I applaud Rabbi Harel's efforts in bringing his Orthodox Jewish culture and modern-day concerns on homosexuality together. His matchmaking service is just another example of how cultures can and will adapt to those who express gender a little differently.
Source: Yahoo!
While we're discussing gender, let's get something clear: a person's "sex" is between their legs, while a person's "gender" is between their ears. Gender is a social role to be played, not a physical characteristic.
Throughout history, cultures have adapted to accommodate differently-gendered folk. For example:
- Two-Spirit (Native American)
- Hijra (South Asia)
- Fa'afafine (Polynesia)
- Sworn Virgins (Balkans)
Each of these alternate genders had very specific roles in their cultures, and very specific rules they had to follow. Oftentimes, a shortage of one sex or the other will cause the emergence of a third gender (such as in the case of the Fa'afafine and the Sworn Virgins), either by the choice of the parents or the child. Many Fa'afafine consider their role to be an honor, and even though their sexual expression is male, because they are a third gender, they are not considered to be homosexuals, even when they pursue relationships with men or other Fa'afafine.
The rabbi is simply doing the same thing; adapting his culture to meet the needs of those who cannot follow traditional gender roles.
I also particularly like this quote about the Rabbi's views of gays continuing to date outside the marriage:
Harel said as long as both parties are aware the other is dating, it would not be adultery in such a union. He said the same would not be true for a straight couple because they are sexually compatible and have no reason to look elsewhere. Jewish law forbids adultery.
For me personally, adultery has always required an element of deception. I believe strongly that the core of adultery is neglect; the person cheating is the person whose needs are not being met. Thus, to avoid getting cheated on, one must do two things:
1) Be responsive and mindful of the other person's needs in the relationship
2) Be communicative with their partner about what's going on in their life, and if there is someone who they are feeling attracted to.
My bottom line definition of cheating: If you wouldn't tell your partner about it, you're cheating. It's the queasiness, the excitement, the thrill of doing something you're not supposed to, that puts the spice into cheating that might not be there otherwise. If you tell your partner you're going out for coffee with someone else, the "forbidden fruit" syndrome is side-stepped. If you are mindful of the other person's needs, there is less of at temptation to seek fulfillment elsewhere.

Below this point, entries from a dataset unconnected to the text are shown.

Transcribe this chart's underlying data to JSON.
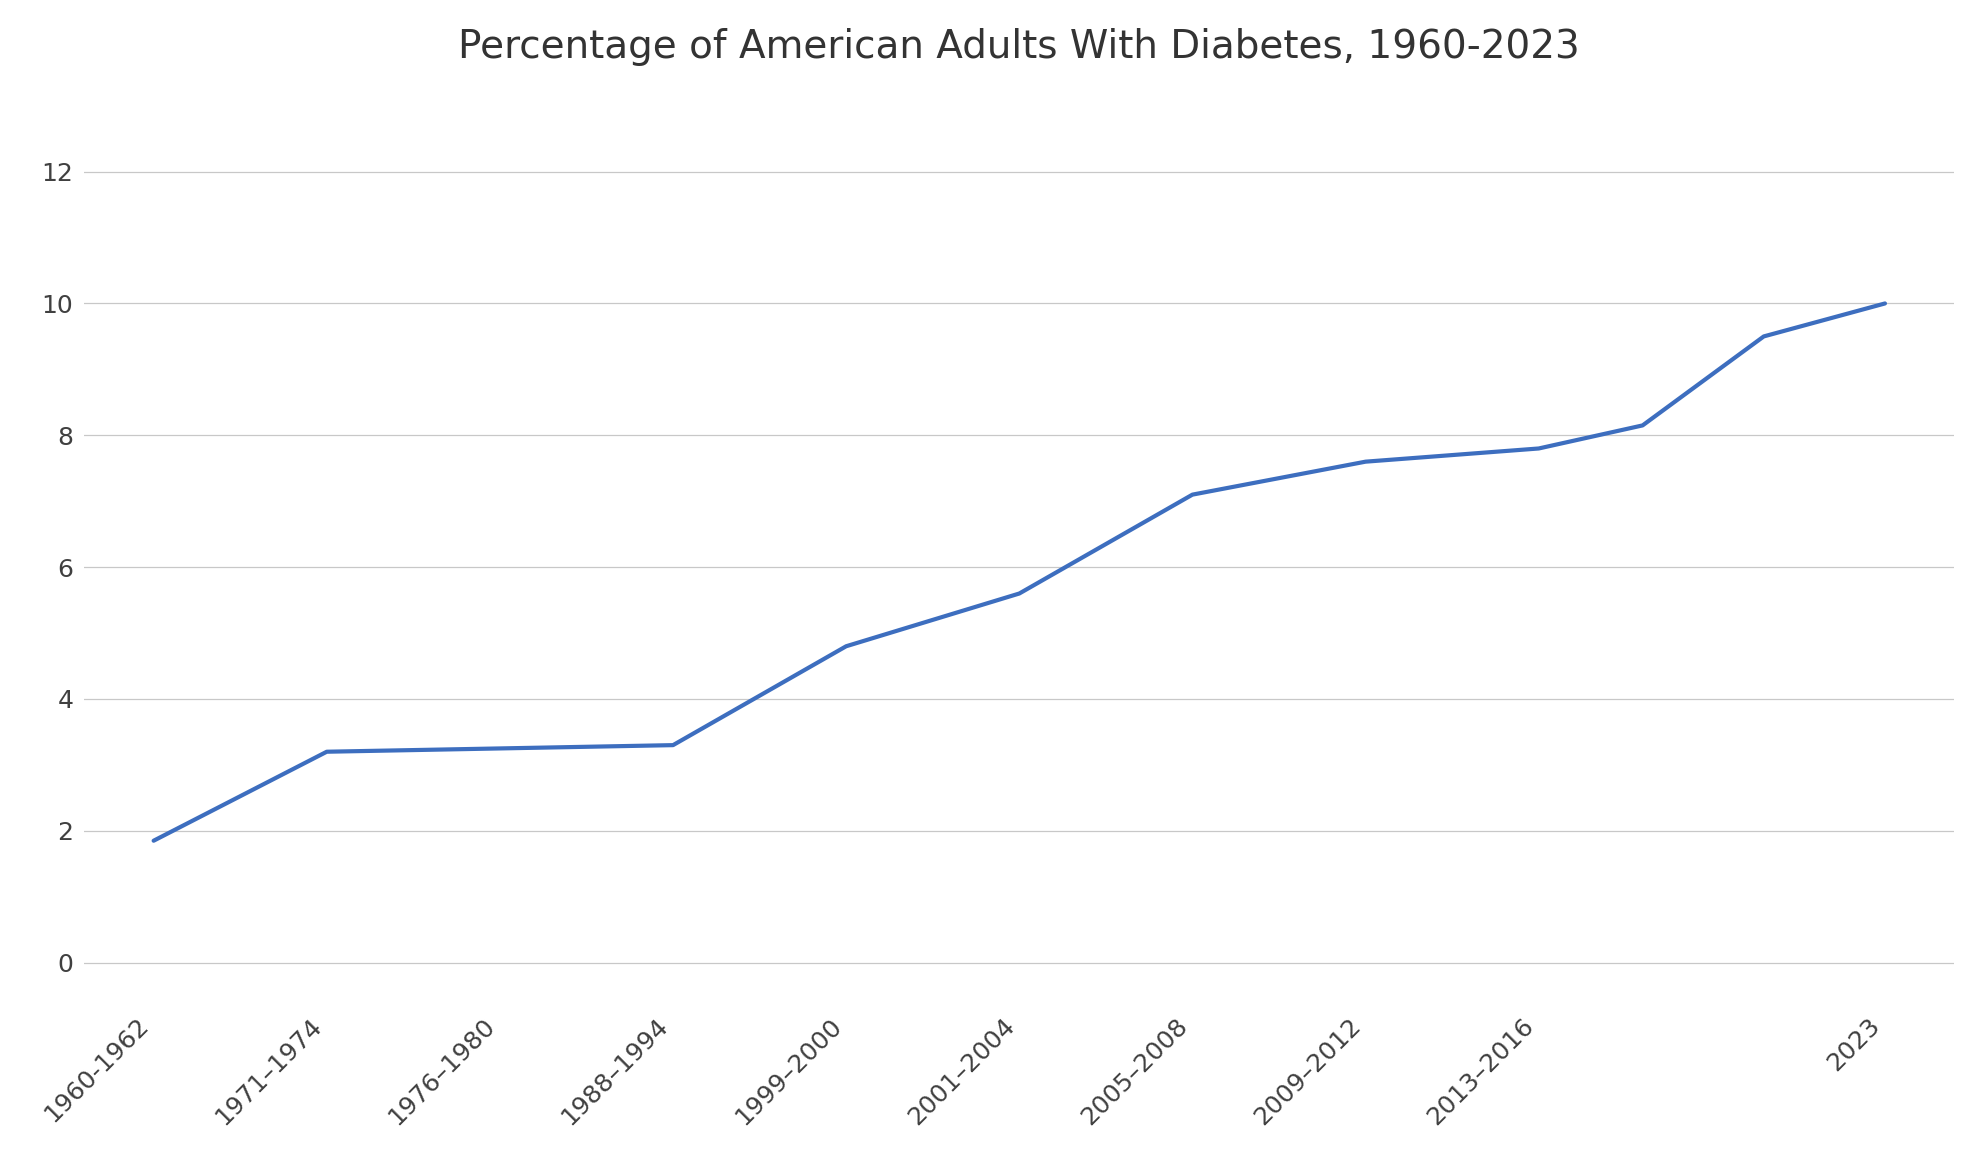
{
  "title": "Percentage of American Adults With Diabetes, 1960-2023",
  "x_labels": [
    "1960-1962",
    "1971–1974",
    "1976–1980",
    "1988–1994",
    "1999–2000",
    "2001–2004",
    "2005–2008",
    "2009–2012",
    "2013–2016",
    "2023"
  ],
  "y_data": [
    1.85,
    3.2,
    3.25,
    3.3,
    4.8,
    5.6,
    7.1,
    7.6,
    7.8,
    8.15,
    9.5,
    10.0
  ],
  "x_data": [
    0,
    1,
    2,
    3,
    4,
    5,
    6,
    7,
    8,
    8.6,
    9.3,
    10.0
  ],
  "line_color": "#3d6ebf",
  "line_width": 3.0,
  "background_color": "#ffffff",
  "grid_color": "#c8c8c8",
  "title_fontsize": 28,
  "tick_fontsize": 18,
  "ylim": [
    -0.6,
    13.2
  ],
  "xlim": [
    -0.4,
    10.4
  ],
  "yticks": [
    0,
    2,
    4,
    6,
    8,
    10,
    12
  ],
  "xtick_positions": [
    0,
    1,
    2,
    3,
    4,
    5,
    6,
    7,
    8,
    10.0
  ]
}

Source: The Solipsistic Me
Rabbi Harel's adaptation is very similar, as he acknowledges that gay males and females who are married to each other may not be sexual compatible. In this case, a need exists that the other partner is incapable of providing. This is no different than a bi woman who is in a relationship with a male who asks to see another woman. It's not that the guy isn't "man" enough, it's that he's not "woman" enough. To attempt to force either party into monogamy seems to create more problems than it would solve.
The only caveat: If you're going to sleep outside of the relationship, keep your partner safe. What do I mean by this? Use protection. There is no way you can justify sleeping with other people if you're risking your partner's life in the process. Caution is certainly prudent; one suggestion is to make sure all parties involved have negative STI tests that are at least 6 months apart, as well as using protection. I have no idea what the Orthodox Jewish stance is on barrier contraceptive methods, so I don't know what Rabbi Harel would advise. Any Jewish readers, please feel free to comment.
Western culture is actually the exception, not the rule, when it comes to roles for the Alphabet Soup. I suspect this is why the gay community is so vocal; we have no purpose socially. A safe, constructive, positive outlet for alternate gender identities would ease tensions between the gay community and those who would oppress it. There would be clear role-models, clear expectations. Yes, of course there would be those who still wouldn't follow the rules; there's a place for them too. But it is the lack of a place for Alphabet Soup members that is creating a flashpoint, as we try to take over space that has been occupied in the past by an Abrahamic-centric, homophobic culture.
The results are not pretty. Matthew Shepard and Brandon Teena can attest to that. While I acknowledge that Rabbi Harel's solution isn't ideal, it represents an acknowledgement of inborn characteristic of alternate identities. We cannot help who we are; at least help us find a place where we can be. The gay community has been lobbying hard to receive the simplest, most basic of human rights - the acknowledgement that I exist. Thank you, Rabbi Harel, for that acknowledgement.